Unlike at most other law firms, Oberheiden P.C. only has senior lawyers on its staff. We do not have any junior associates, paralegals, or even any legal secretaries. This means that you can rest assured that all of the legal work done for your case has been performed by a lawyer with numerous years of experience handling cases and concerns that are similar to your own.

What Does It Mean to Be a National Law Firm?

 

Oberheiden P.C. is a national law firm with main offices in Houston and Dallas, but satellite offices in nearly every major U.S. city and state. No matter where you work in the securities field, there is an Oberheiden P.C. office nearby with senior lawyers who can help you with your legal issues.

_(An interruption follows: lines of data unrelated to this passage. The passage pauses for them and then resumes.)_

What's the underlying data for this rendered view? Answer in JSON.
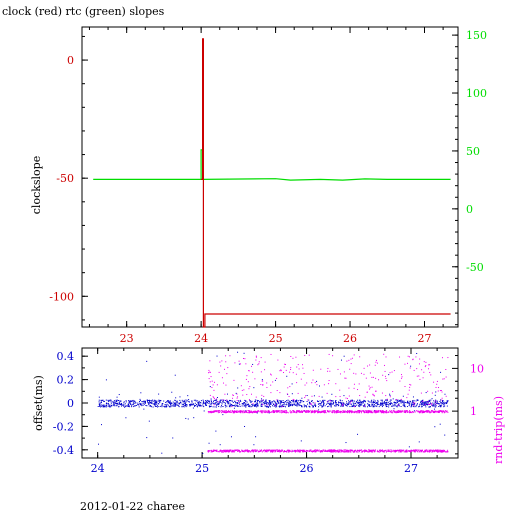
{
  "chart_data": [
    {
      "type": "line",
      "title": "clock (red) rtc (green) slopes",
      "ylabel": "clockslope",
      "xlim": [
        22.4,
        27.45
      ],
      "ylim_left": [
        -113,
        14
      ],
      "ylim_right": [
        -102,
        157
      ],
      "x_ticks": [
        23,
        24,
        25,
        26,
        27
      ],
      "x_tick_labels": [
        "23",
        "24",
        "25",
        "26",
        "27"
      ],
      "y_left_ticks": [
        0,
        -50,
        -100
      ],
      "y_left_tick_labels": [
        "0",
        "-50",
        "-100"
      ],
      "y_right_ticks": [
        150,
        100,
        50,
        0,
        -50
      ],
      "y_right_tick_labels": [
        "150",
        "100",
        "50",
        "0",
        "-50"
      ],
      "colors": {
        "clock": "#cc0000",
        "rtc": "#00dd00",
        "axis": "#000000"
      },
      "series": [
        {
          "name": "clock",
          "axis": "left",
          "x": [
            24.0,
            24.02,
            24.02,
            24.03,
            24.03,
            24.05,
            24.05,
            27.35
          ],
          "y": [
            -50.5,
            -50.5,
            9,
            9,
            -113,
            -113,
            -107.5,
            -107.5
          ]
        },
        {
          "name": "rtc",
          "axis": "left",
          "x": [
            22.55,
            24.0,
            24.0,
            24.02,
            24.02,
            25.0,
            25.2,
            25.6,
            25.9,
            26.2,
            26.5,
            27.35
          ],
          "y": [
            -50.5,
            -50.5,
            -38,
            -38,
            -50.5,
            -50.2,
            -50.8,
            -50.5,
            -50.8,
            -50.3,
            -50.5,
            -50.5
          ]
        }
      ]
    },
    {
      "type": "scatter",
      "ylabel": "offset(ms)",
      "ylabel_right": "rnd-trip(ms)",
      "xlim": [
        23.85,
        27.45
      ],
      "ylim_left": [
        -0.47,
        0.47
      ],
      "x_ticks": [
        24,
        25,
        26,
        27
      ],
      "x_tick_labels": [
        "24",
        "25",
        "26",
        "27"
      ],
      "y_left_ticks": [
        0.4,
        0.2,
        0,
        -0.2,
        -0.4
      ],
      "y_left_tick_labels": [
        "0.4",
        "0.2",
        "0",
        "-0.2",
        "-0.4"
      ],
      "y_right_ticks": [
        10,
        1
      ],
      "y_right_tick_labels": [
        "10",
        "1"
      ],
      "colors": {
        "offset": "#0000cc",
        "rnd_trip": "#ee00ee",
        "axis_left": "#0000cc",
        "axis_right": "#ee00ee"
      },
      "series": [
        {
          "name": "offset",
          "x_range": [
            24.0,
            27.35
          ],
          "y_center": 0.0,
          "y_spread": 0.03
        },
        {
          "name": "rnd-trip",
          "x_range": [
            25.05,
            27.35
          ],
          "bands_ms": [
            1.0,
            0.12
          ],
          "outliers": true
        }
      ]
    }
  ],
  "footer": {
    "text": "2012-01-22 charee"
  }
}
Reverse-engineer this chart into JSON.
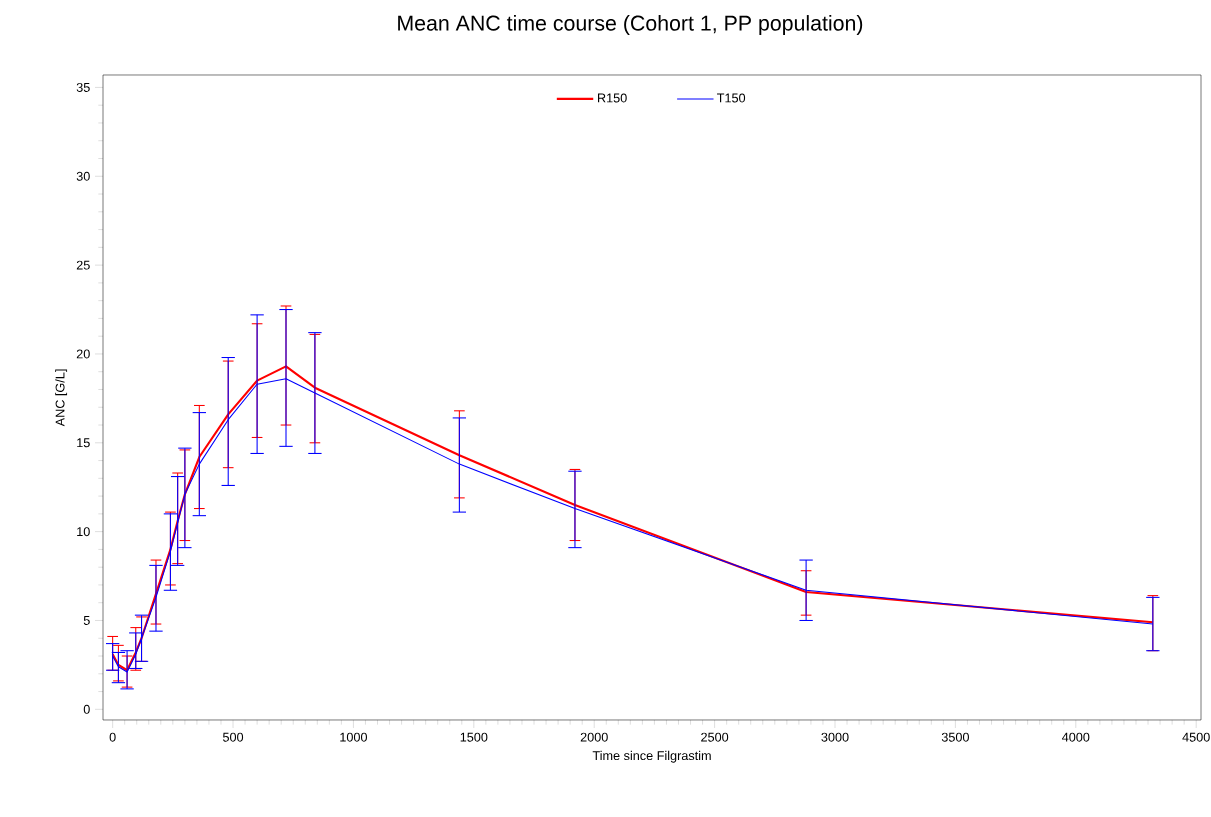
{
  "chart_data": {
    "type": "line",
    "title": "Mean ANC time course (Cohort 1, PP population)",
    "xlabel": "Time since Filgrastim",
    "ylabel": "ANC [G/L]",
    "x": [
      0,
      24,
      60,
      96,
      120,
      180,
      240,
      270,
      300,
      360,
      480,
      600,
      720,
      840,
      1440,
      1920,
      2880,
      4320
    ],
    "series": [
      {
        "name": "R150",
        "color": "#ff0000",
        "values": [
          3.1,
          2.5,
          2.2,
          3.2,
          4.0,
          6.5,
          9.0,
          10.6,
          12.1,
          14.2,
          16.6,
          18.5,
          19.3,
          18.1,
          14.3,
          11.5,
          6.6,
          4.9
        ],
        "errors": [
          [
            2.2,
            4.1
          ],
          [
            1.6,
            3.6
          ],
          [
            1.25,
            3.0
          ],
          [
            2.2,
            4.6
          ],
          [
            2.7,
            5.2
          ],
          [
            4.8,
            8.4
          ],
          [
            7.0,
            11.1
          ],
          [
            8.2,
            13.3
          ],
          [
            9.5,
            14.6
          ],
          [
            11.3,
            17.1
          ],
          [
            13.6,
            19.6
          ],
          [
            15.3,
            21.7
          ],
          [
            16.0,
            22.7
          ],
          [
            15.0,
            21.1
          ],
          [
            11.9,
            16.8
          ],
          [
            9.5,
            13.5
          ],
          [
            5.3,
            7.8
          ],
          [
            3.3,
            6.4
          ]
        ]
      },
      {
        "name": "T150",
        "color": "#0000ff",
        "values": [
          3.0,
          2.4,
          2.1,
          3.1,
          4.0,
          6.3,
          8.9,
          10.5,
          12.1,
          13.8,
          16.3,
          18.3,
          18.6,
          17.8,
          13.8,
          11.3,
          6.7,
          4.8
        ],
        "errors": [
          [
            2.2,
            3.7
          ],
          [
            1.5,
            3.2
          ],
          [
            1.15,
            3.3
          ],
          [
            2.3,
            4.3
          ],
          [
            2.7,
            5.3
          ],
          [
            4.4,
            8.1
          ],
          [
            6.7,
            11.0
          ],
          [
            8.1,
            13.1
          ],
          [
            9.1,
            14.7
          ],
          [
            10.9,
            16.7
          ],
          [
            12.6,
            19.8
          ],
          [
            14.4,
            22.2
          ],
          [
            14.8,
            22.5
          ],
          [
            14.4,
            21.2
          ],
          [
            11.1,
            16.4
          ],
          [
            9.1,
            13.4
          ],
          [
            5.0,
            8.4
          ],
          [
            3.3,
            6.3
          ]
        ]
      }
    ],
    "xlim": [
      -40,
      4520
    ],
    "xticks": [
      0,
      500,
      1000,
      1500,
      2000,
      2500,
      3000,
      3500,
      4000,
      4500
    ],
    "ylim": [
      -0.6,
      35.7
    ],
    "yticks": [
      0,
      5,
      10,
      15,
      20,
      25,
      30,
      35
    ],
    "legend": "top"
  }
}
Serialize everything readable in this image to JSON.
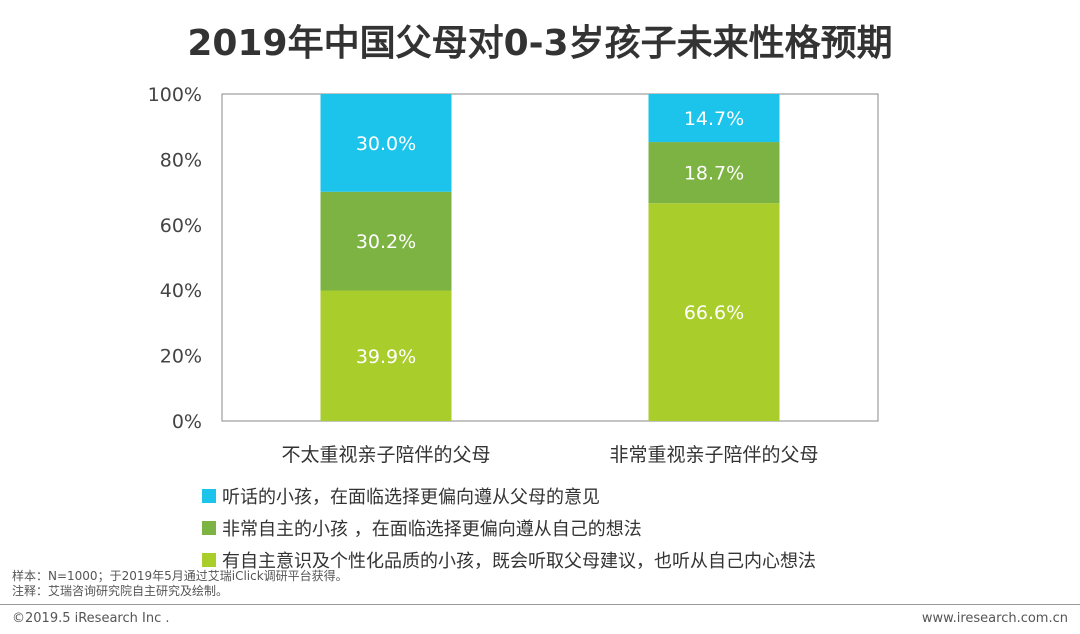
{
  "title": "2019年中国父母对0-3岁孩子未来性格预期",
  "chart_data": {
    "type": "bar",
    "stacked": true,
    "categories": [
      "不太重视亲子陪伴的父母",
      "非常重视亲子陪伴的父母"
    ],
    "series": [
      {
        "name": "有自主意识及个性化品质的小孩，既会听取父母建议，也听从自己内心想法",
        "values": [
          39.9,
          66.6
        ],
        "labels": [
          "39.9%",
          "66.6%"
        ],
        "color": "#a9cd2b"
      },
      {
        "name": "非常自主的小孩 ，在面临选择更偏向遵从自己的想法",
        "values": [
          30.2,
          18.7
        ],
        "labels": [
          "30.2%",
          "18.7%"
        ],
        "color": "#7cb342"
      },
      {
        "name": "听话的小孩，在面临选择更偏向遵从父母的意见",
        "values": [
          30.0,
          14.7
        ],
        "labels": [
          "30.0%",
          "14.7%"
        ],
        "color": "#1cc4ec"
      }
    ],
    "ylim": [
      0,
      100
    ],
    "yticks": [
      "0%",
      "20%",
      "40%",
      "60%",
      "80%",
      "100%"
    ],
    "legend": [
      {
        "label": "听话的小孩，在面临选择更偏向遵从父母的意见",
        "color": "#1cc4ec"
      },
      {
        "label": "非常自主的小孩 ，在面临选择更偏向遵从自己的想法",
        "color": "#7cb342"
      },
      {
        "label": "有自主意识及个性化品质的小孩，既会听取父母建议，也听从自己内心想法",
        "color": "#a9cd2b"
      }
    ],
    "legend_position": "bottom"
  },
  "notes": {
    "sample": "样本：N=1000；于2019年5月通过艾瑞iClick调研平台获得。",
    "source": "注释：艾瑞咨询研究院自主研究及绘制。"
  },
  "footer": {
    "copyright": "©2019.5 iResearch Inc .",
    "website": "www.iresearch.com.cn"
  }
}
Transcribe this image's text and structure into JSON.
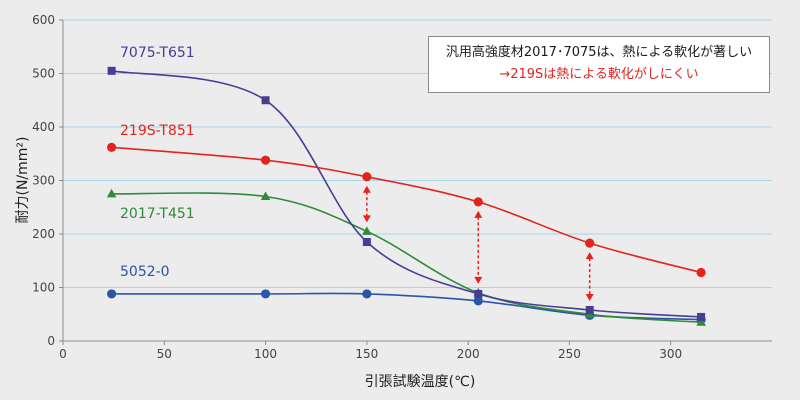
{
  "chart_data": {
    "type": "line",
    "xlabel": "引張試験温度(℃)",
    "ylabel": "耐力(N/mm²)",
    "xlim": [
      0,
      350
    ],
    "ylim": [
      0,
      600
    ],
    "xticks": [
      0,
      50,
      100,
      150,
      200,
      250,
      300
    ],
    "yticks": [
      0,
      100,
      200,
      300,
      400,
      500,
      600
    ],
    "grid": "horizontal",
    "legend": "inline",
    "x": [
      24,
      100,
      150,
      205,
      260,
      315
    ],
    "series": [
      {
        "name": "7075-T651",
        "color": "#4a3b96",
        "marker": "square",
        "values": [
          505,
          450,
          185,
          88,
          58,
          45
        ]
      },
      {
        "name": "219S-T851",
        "color": "#e5231e",
        "marker": "circle",
        "values": [
          362,
          338,
          307,
          260,
          183,
          128
        ]
      },
      {
        "name": "2017-T451",
        "color": "#2f8a3c",
        "marker": "triangle",
        "values": [
          275,
          270,
          205,
          90,
          50,
          35
        ]
      },
      {
        "name": "5052-0",
        "color": "#2b55a6",
        "marker": "circle",
        "values": [
          88,
          88,
          88,
          75,
          48,
          40
        ]
      }
    ],
    "annotation": [
      {
        "text": "汎用高強度材2017･7075は、熱による軟化が著しい",
        "color": "#1a1a1a"
      },
      {
        "text": "→219Sは熱による軟化がしにくい",
        "color": "#e5231e"
      }
    ],
    "comparison_arrows": {
      "x": [
        150,
        205,
        260
      ],
      "color": "#e5231e"
    }
  }
}
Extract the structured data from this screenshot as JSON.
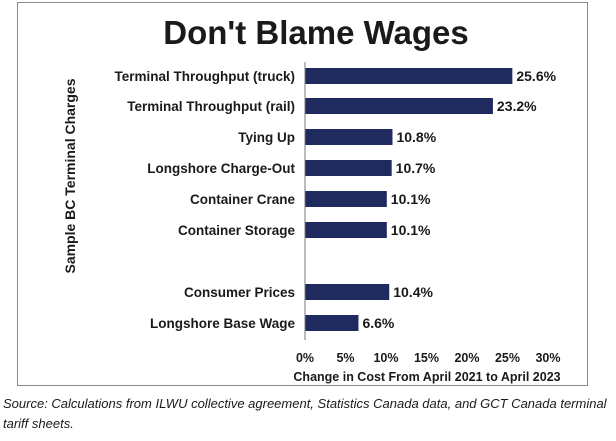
{
  "chart_data": {
    "type": "bar",
    "orientation": "horizontal",
    "title": "Don't Blame Wages",
    "ylabel": "Sample BC Terminal Charges",
    "xlabel": "Change in Cost From April 2021 to April 2023",
    "xlim": [
      0,
      30
    ],
    "xticks": [
      "0%",
      "5%",
      "10%",
      "15%",
      "20%",
      "25%",
      "30%"
    ],
    "grid": false,
    "bar_color": "#1f2a5e",
    "categories": [
      "Terminal Throughput (truck)",
      "Terminal Throughput (rail)",
      "Tying Up",
      "Longshore Charge-Out",
      "Container Crane",
      "Container Storage",
      "Consumer Prices",
      "Longshore Base Wage"
    ],
    "values": [
      25.6,
      23.2,
      10.8,
      10.7,
      10.1,
      10.1,
      10.4,
      6.6
    ],
    "value_labels": [
      "25.6%",
      "23.2%",
      "10.8%",
      "10.7%",
      "10.1%",
      "10.1%",
      "10.4%",
      "6.6%"
    ]
  },
  "source_note": "Source: Calculations from ILWU collective agreement, Statistics Canada data, and GCT Canada terminal tariff sheets."
}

Why Don’t You Call Your Firm the Best FINRA Defense Firm?

 

Because we prefer to let our prior clients do that sort of talking for us in the testimonials that they provide.


FINRA Defense Lawyers at Oberheiden P.C.

Complying with the detailed and nuanced requirements of FINRA Rule 2210 is not always easy. The Rule exists primarily to protect retail and inexperienced investors from misleading communications about certain securities, investment strategies, and brokerage firms. For those brokerage firms, though, the obligations imposed by Rule 2210 can be onerous and can cripple their ability to effectively communicate their services.

The FINRA compliance and defense lawyers at Oberheiden P.C. have helped numerous securities firms and professionals comply with Rule 2210 so they can run their business effectively and grow accordingly. They have also helped defend regulated securities professionals who have been accused of violating the Rule.